There are political problems in Moscow that the Indians are less ready to
acknowledge. Gazpromneft is under the wing of Medvedev, who was Gazprom’s
chairman until he moved to the Kremlin in May. Rosneft is chaired by Deputy
Prime Minister Igor Sechin, a close confidante of Putin, and a figure who is
famously jealous of his prerogatives in deciding who gets Russia's oil
concessions.
There may also be financing problems for ONGC, which has said it will raise a
bridge loan to finance the acquisition of Imperial. The crash in stock values
since July and August, when the transaction was negotiated, has cut Imperial’s
share price 36%. Bank lenders may be reluctant to accept Imperial shares as
collateral for the loan.

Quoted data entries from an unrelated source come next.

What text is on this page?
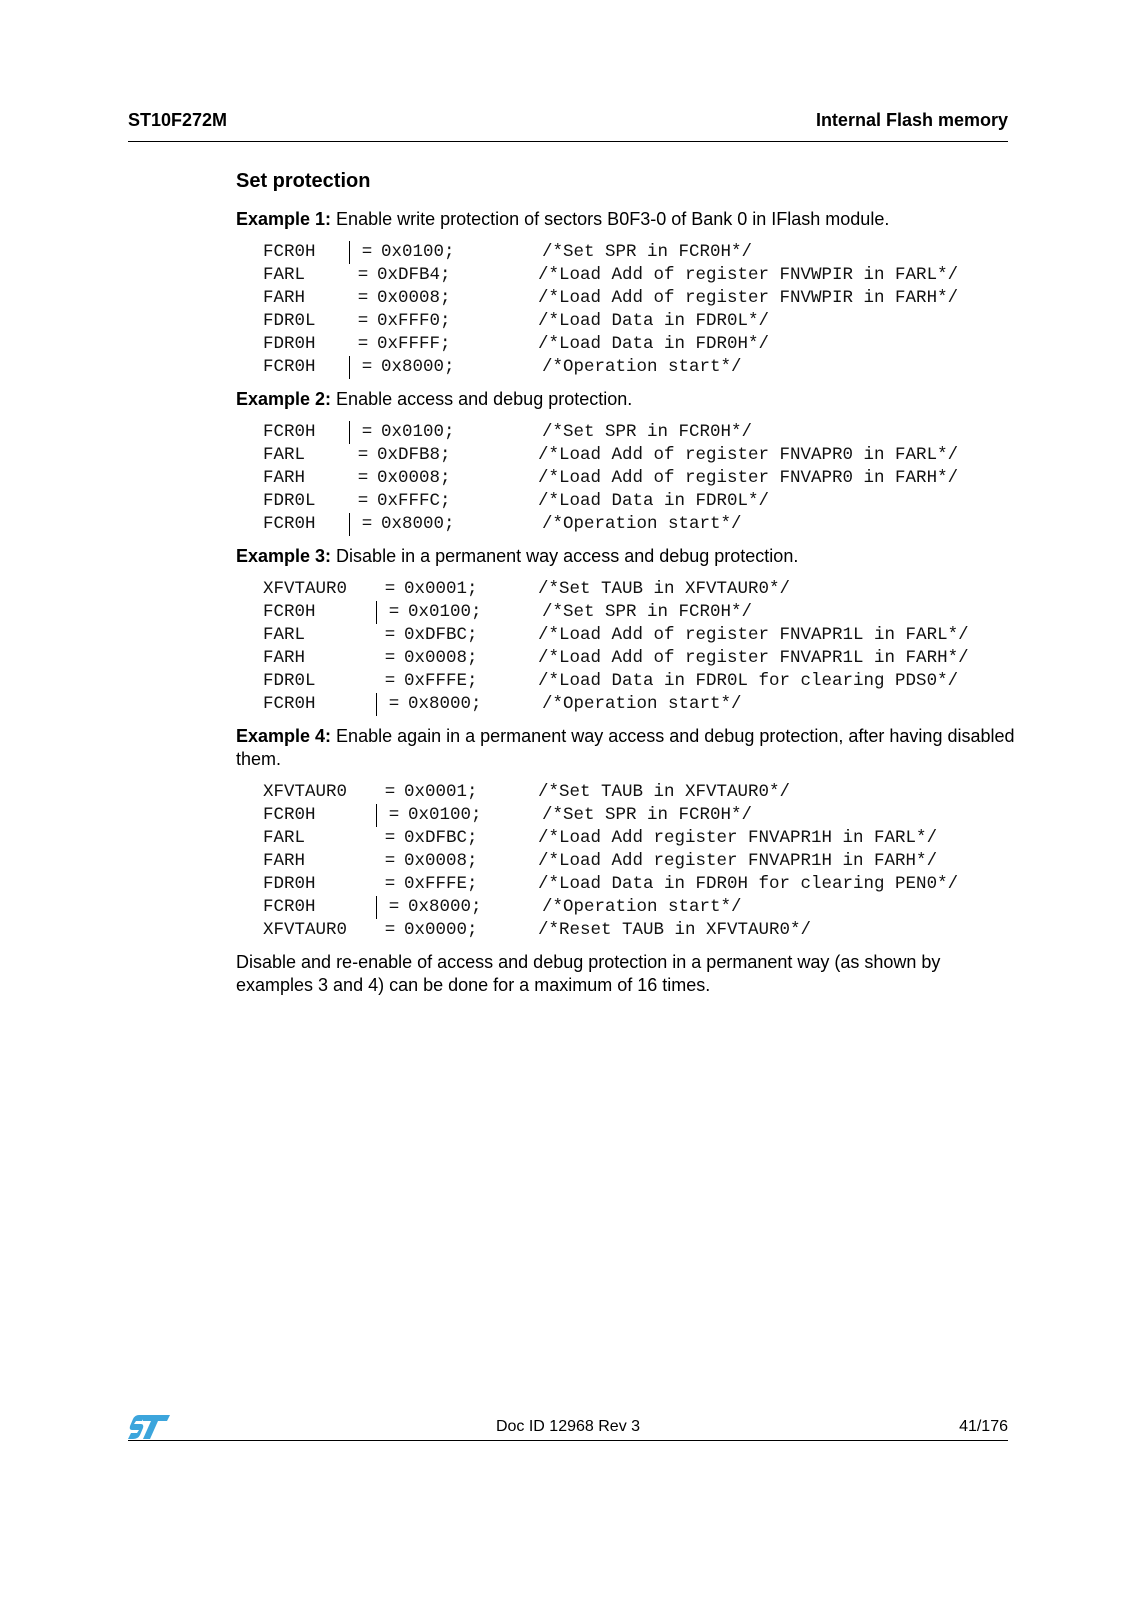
ST10F272M	Internal Flash memory
Set protection

Example 1: Enable write protection of sectors B0F3-0 of Bank 0 in IFlash module.

FCR0H	= 0x0100;	/*Set SPR in FCR0H*/
FARL	= 0xDFB4;	/*Load Add of register FNVWPIR in FARL*/
FARH	= 0x0008;	/*Load Add of register FNVWPIR in FARH*/
FDR0L	= 0xFFF0;	/*Load Data in FDR0L*/
FDR0H	= 0xFFFF;	/*Load Data in FDR0H*/
FCR0H	= 0x8000;	/*Operation start*/

Example 2: Enable access and debug protection.

FCR0H	= 0x0100;	/*Set SPR in FCR0H*/
FARL	= 0xDFB8;	/*Load Add of register FNVAPR0 in FARL*/
FARH	= 0x0008;	/*Load Add of register FNVAPR0 in FARH*/
FDR0L	= 0xFFFC;	/*Load Data in FDR0L*/
FCR0H	= 0x8000;	/*Operation start*/

Example 3: Disable in a permanent way access and debug protection.

XFVTAUR0	= 0x0001;	/*Set TAUB in XFVTAUR0*/
FCR0H	= 0x0100;	/*Set SPR in FCR0H*/
FARL	= 0xDFBC;	/*Load Add of register FNVAPR1L in FARL*/
FARH	= 0x0008;	/*Load Add of register FNVAPR1L in FARH*/
FDR0L	= 0xFFFE;	/*Load Data in FDR0L for clearing PDS0*/
FCR0H	= 0x8000;	/*Operation start*/

Example 4: Enable again in a permanent way access and debug protection, after having disabled them.

XFVTAUR0	= 0x0001;	/*Set TAUB in XFVTAUR0*/
FCR0H	= 0x0100;	/*Set SPR in FCR0H*/
FARL	= 0xDFBC;	/*Load Add register FNVAPR1H in FARL*/
FARH	= 0x0008;	/*Load Add register FNVAPR1H in FARH*/
FDR0H	= 0xFFFE;	/*Load Data in FDR0H for clearing PEN0*/
FCR0H	= 0x8000;	/*Operation start*/
XFVTAUR0	= 0x0000;	/*Reset TAUB in XFVTAUR0*/

Disable and re-enable of access and debug protection in a permanent way (as shown by examples 3 and 4) can be done for a maximum of 16 times.

Doc ID 12968 Rev 3	41/176
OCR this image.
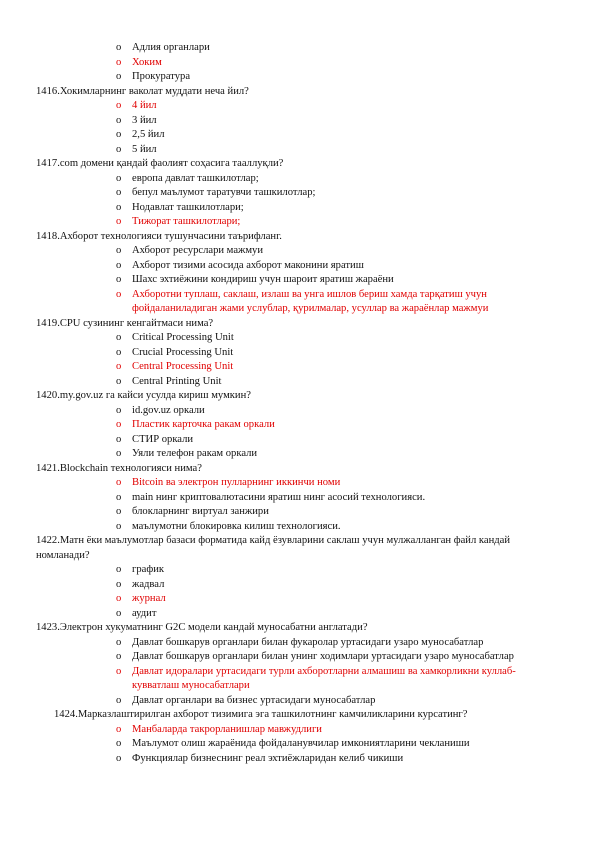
o	Адлия органлари
o	Хоким
o	Прокуратура
1416.Хокимларнинг ваколат муддати неча йил?
o	4 йил
o	3 йил
o	2,5 йил
o	5 йил
1417.com домени қандай фаолият соҳасига тааллуқли?
o	европа давлат ташкилотлар;
o	бепул маълумот таратувчи ташкилотлар;
o	Нодавлат ташкилотлари;
o	Тижорат ташкилотлари;
1418.Ахборот технологияси тушунчасини таърифланг.
o	Ахборот ресурслари мажмуи
o	Ахборот тизими асосида ахборот маконини яратиш
o	Шахс эхтиёжини кондириш учун шароит яратиш жараёни
o	Ахборотни туплаш, саклаш, излаш ва унга ишлов бериш хамда тарқатиш учун фойдаланиладиган жами услублар, қурилмалар, усуллар ва жараёнлар мажмуи
1419.CPU сузининг кенгайтмаси нима?
o	Critical Processing Unit
o	Crucial Processing Unit
o	Central Processing Unit
o	Central Printing Unit
1420.my.gov.uz га кайси усулда кириш мумкин?
o	id.gov.uz оркали
o	Пластик карточка ракам оркали
o	СТИР оркали
o	Уяли телефон ракам оркали
1421.Blockchain технологияси нима?
o	Bitcoin ва электрон пулларнинг иккинчи номи
o	main нинг криптовалютасини яратиш нинг асосий технологияси.
o	блокларнинг виртуал занжири
o	маълумотни блокировка килиш технологияси.
1422.Матн ёки маълумотлар базаси форматида кайд ёзувларини саклаш учун мулжалланган файл кандай номланади?
o	график
o	жадвал
o	журнал
o	аудит
1423.Электрон хукуматнинг G2C модели кандай муносабатни англатади?
o	Давлат бошкарув органлари билан фукаролар уртасидаги узаро муносабатлар
o	Давлат бошкарув органлари билан унинг ходимлари уртасидаги узаро муносабатлар
o	Давлат идоралари уртасидаги турли ахборотларни алмашиш ва хамкорликни куллаб-кувватлаш муносабатлари
o	Давлат органлари ва бизнес уртасидаги муносабатлар
1424.Марказлаштирилган ахборот тизимига эга ташкилотнинг камчиликларини курсатинг?
o	Манбаларда такрорланишлар мавжудлиги
o	Маълумот олиш жараёнида фойдаланувчилар имкониятларини чекланиши
o	Функциялар бизнеснинг реал эхтиёжларидан келиб чикиши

If the loan terms require the surrender of all
Imperial shares as bank collateral, then the Control Commission may also be
concerned that non-strategic though they may be one by one, altogether they add
up to an asset the Kremlin does not want to risk forfeiting to a foreign bank
syndicate.
The pressure on Deora to bet Indian cash on something larger than Imperial is
thus casting a shadow over whether the government in Delhi continues to endorse
the Imperial takeover. India's priorities in Russia are much bigger, and
therefore "strategic", Deora's ministry has been suggesting this week. ONGC is
already a 20% stakeholder in the large Sakhalin-1 project in the Russian far
east; other shareholders include ExxonMobil with 30%; a Japanese consortium
with 30%; and two Russian stakeholders with a combined 19%. India is drawing
dividends from the project, but no oil, most of which is dispatched by tanker
from DeKastri port to Japan, South Korea and China.
According to briefings Deora's subordinates have given the Indian press this
month, ONGC is looking at participating in the development of Sakhalin-3,
another huge oil and gas deposit off Sakhalin island. Just one of the blocs in
this exploration area, Veninsky, is estimated to contain 169.4 million tonnes
of oil, and 258 billion cubic meters of natural gas. Three other blocs in the
same project area are estimated to contain more than 600 million tonnes of oil,
770 billion cubic meters of gas.
For the time being, Veninsky is considered an exploration project of Rosneft,
with China's Sinopec holding a 25% stake. Licenses for the entire field were
originally awarded in 1993, when ExxonMobil won. The US major had also won the
development rights to nearby Sakhalin-1. The Russian government has allowed the
second project to proceed into production, but barred ExxonMobil from gaining
production rights at Sakhalin-3. There has also been a high-level dispute over
whether Rosneft's grip on Veninsky should be canceled and the production rights
put up for auction.
If the Indians want to march into a new auction, and oblige the Chinese to step
aside, they are dreaming. Rosneft spokesman Nikolai Manelov told Asia Times
Online: "The current status [of Veninsky] is exploration. We are going to value
the reserves there very soon. I am not authorized to comment on what is going
to happen next. I am also not commenting on other companies, so I can’t answer
your question regarding ONGC."
Whether Rosneft intends to be ONGC’s silent partner, or simply silent, will
become clear in a few days’ time. The outcome will speak volumes about the
effectiveness of India’s oilmen in competition with the Chinese.
John Helmer has been a Moscow-based correspondent since 1989,
specializing in the coverage of Russian business.